For years the story of the monarch butterfly was a countdown. The insect that streams south by the hundreds of millions each autumn, from Canada and the United States to a few mountain forests in central Mexico, had been declining so steadily that people started writing about the migration in the past tense - one of those wonders our children might only see in footage. The latest count is a reason to put the eulogy away.
The annual overwintering census, produced by WWF-Mexico and Mexico's protected-areas commission, CONANP, found monarchs occupying 2.93 hectares of forest this past winter, measured across the December 2025 colonies [1]. The winter before, the figure was 1.79 hectares [1]. That is a 64 percent increase in a single year. In the units more familiar to US readers, the butterflies blanketed 7.24 acres, up from 4.42 [2].
Data
| Winter 2024-25 | 1.79 hectares |
|---|---|
| Winter 2025-26 | 2.93 hectares |
The method is worth a sentence, because it explains why the number is trustworthy. Nobody counts monarchs individually - there are far too many. Instead, because the butterflies cluster so densely on the oyamel fir trees that they bend the branches, scientists measure the area of forest the colonies cover. More area means more monarchs, and this year the area grew by nearly two-thirds. This season's 2.93 hectares even edges slightly above the average of the past decade, 2.81 [1].

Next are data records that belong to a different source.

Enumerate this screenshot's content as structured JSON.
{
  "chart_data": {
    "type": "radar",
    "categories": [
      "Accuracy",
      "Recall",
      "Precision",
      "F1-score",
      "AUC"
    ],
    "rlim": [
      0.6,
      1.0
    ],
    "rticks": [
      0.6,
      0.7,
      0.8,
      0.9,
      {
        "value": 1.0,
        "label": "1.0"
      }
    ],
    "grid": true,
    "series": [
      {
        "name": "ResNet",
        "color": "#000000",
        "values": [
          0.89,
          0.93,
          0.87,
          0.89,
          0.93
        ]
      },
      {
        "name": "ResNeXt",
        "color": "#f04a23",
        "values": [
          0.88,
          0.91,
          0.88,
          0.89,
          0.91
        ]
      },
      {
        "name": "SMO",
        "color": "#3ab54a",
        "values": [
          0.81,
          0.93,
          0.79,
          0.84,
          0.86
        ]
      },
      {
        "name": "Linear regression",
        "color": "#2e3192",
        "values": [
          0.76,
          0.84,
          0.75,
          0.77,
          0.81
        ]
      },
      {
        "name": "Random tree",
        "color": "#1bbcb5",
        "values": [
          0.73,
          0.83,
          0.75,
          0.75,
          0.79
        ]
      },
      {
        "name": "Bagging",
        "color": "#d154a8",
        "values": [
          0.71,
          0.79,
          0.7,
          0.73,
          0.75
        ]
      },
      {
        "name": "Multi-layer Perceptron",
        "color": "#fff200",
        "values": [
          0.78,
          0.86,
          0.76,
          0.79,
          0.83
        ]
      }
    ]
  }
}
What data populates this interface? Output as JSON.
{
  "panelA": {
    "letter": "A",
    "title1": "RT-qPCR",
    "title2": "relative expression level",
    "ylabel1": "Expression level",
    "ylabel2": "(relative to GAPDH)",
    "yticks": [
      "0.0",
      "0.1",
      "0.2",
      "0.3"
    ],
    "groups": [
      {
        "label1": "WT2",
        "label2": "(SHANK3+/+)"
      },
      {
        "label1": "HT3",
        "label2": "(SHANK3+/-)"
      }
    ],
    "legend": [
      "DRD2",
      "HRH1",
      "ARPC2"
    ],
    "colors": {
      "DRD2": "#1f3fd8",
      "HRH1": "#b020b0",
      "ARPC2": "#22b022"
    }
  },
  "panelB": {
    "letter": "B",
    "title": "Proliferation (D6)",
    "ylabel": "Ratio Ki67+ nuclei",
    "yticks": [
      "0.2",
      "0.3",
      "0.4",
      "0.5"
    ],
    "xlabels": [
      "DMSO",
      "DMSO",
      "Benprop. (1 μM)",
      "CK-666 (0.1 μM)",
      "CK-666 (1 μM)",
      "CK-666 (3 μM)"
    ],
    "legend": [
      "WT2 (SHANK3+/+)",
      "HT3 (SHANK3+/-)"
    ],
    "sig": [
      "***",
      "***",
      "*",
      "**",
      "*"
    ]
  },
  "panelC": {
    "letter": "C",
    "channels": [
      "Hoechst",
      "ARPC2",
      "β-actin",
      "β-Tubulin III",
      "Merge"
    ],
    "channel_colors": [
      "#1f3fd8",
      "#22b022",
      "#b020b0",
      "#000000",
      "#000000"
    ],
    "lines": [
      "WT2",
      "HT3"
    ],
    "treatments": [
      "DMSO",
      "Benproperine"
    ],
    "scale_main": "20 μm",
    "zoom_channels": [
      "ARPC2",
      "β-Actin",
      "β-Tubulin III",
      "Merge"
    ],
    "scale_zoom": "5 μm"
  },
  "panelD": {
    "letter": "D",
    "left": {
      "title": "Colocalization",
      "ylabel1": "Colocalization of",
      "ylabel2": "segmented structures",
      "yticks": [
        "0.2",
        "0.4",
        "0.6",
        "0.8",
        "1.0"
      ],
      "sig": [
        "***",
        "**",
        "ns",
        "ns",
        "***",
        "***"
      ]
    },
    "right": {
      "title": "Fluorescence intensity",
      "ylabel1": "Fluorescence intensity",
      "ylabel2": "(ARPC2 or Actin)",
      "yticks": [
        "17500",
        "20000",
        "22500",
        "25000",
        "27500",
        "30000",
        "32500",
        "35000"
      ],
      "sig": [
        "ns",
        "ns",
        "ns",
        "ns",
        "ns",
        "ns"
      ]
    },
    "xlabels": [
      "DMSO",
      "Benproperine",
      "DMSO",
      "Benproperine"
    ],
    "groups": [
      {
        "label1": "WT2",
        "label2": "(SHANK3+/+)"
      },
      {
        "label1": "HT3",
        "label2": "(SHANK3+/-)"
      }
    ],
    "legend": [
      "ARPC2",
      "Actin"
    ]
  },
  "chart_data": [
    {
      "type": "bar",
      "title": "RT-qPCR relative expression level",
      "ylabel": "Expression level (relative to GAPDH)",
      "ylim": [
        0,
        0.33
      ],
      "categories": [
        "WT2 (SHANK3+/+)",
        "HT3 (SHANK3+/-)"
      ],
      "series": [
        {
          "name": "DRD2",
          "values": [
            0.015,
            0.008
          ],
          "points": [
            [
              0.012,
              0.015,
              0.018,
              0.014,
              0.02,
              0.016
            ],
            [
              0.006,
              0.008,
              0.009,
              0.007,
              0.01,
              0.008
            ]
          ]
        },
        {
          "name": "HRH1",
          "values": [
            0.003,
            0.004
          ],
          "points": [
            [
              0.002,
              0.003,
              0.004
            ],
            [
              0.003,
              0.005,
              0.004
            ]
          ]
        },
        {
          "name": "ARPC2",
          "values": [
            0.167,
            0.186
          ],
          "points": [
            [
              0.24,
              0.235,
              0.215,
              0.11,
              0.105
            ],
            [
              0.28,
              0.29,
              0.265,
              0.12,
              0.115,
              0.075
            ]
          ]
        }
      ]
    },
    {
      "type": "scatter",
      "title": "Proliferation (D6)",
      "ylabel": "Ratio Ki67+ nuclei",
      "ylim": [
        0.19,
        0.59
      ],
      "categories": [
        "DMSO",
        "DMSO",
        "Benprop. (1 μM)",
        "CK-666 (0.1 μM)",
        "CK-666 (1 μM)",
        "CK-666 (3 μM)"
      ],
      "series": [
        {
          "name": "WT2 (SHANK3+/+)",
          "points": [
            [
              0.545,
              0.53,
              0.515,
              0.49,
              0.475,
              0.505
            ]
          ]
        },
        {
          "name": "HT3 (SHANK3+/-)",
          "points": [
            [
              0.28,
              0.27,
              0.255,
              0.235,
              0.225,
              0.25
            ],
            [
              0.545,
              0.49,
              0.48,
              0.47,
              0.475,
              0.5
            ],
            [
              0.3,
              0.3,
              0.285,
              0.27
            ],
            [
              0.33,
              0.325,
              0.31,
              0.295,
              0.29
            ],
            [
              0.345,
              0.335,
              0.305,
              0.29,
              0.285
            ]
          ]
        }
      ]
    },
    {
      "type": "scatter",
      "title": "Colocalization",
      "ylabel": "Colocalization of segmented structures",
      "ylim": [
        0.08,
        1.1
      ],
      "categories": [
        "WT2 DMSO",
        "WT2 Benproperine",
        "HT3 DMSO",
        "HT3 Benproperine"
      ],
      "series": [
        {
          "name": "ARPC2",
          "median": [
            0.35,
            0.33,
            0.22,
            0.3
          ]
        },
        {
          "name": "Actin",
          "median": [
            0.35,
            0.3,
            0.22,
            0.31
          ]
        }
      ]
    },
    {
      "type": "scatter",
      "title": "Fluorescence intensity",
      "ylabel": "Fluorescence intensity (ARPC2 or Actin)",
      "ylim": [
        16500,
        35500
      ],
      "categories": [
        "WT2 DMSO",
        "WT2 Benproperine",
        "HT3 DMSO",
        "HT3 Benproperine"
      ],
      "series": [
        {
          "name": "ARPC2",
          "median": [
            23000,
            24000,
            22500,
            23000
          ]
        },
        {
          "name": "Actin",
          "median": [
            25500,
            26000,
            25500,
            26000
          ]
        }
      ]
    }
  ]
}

The most important thing to say about this is also the most hopeful way to say it honestly: it is a comeback, not a rescue. The population is still below its historic levels, and still under the roughly six hectares that researchers associate with a stable, resilient migration [2]. A single good winter does not undo decades of loss of the milkweed the caterpillars need or the pressures of a changing climate. What it does is change the direction of the line - and it has now changed it two years running, the first back-to-back increases in a long time.
There is something bracing about a species people had mostly given up on posting its best number in years. The monarchs did not read the obituaries. Somewhere over Texas this spring, the great-grandchildren of the butterflies that filled those 2.93 hectares were already heading north, and next winter's census will measure whether the line keeps bending their way. For now, the count is up 64 percent, twice in a row, and that is simply good news.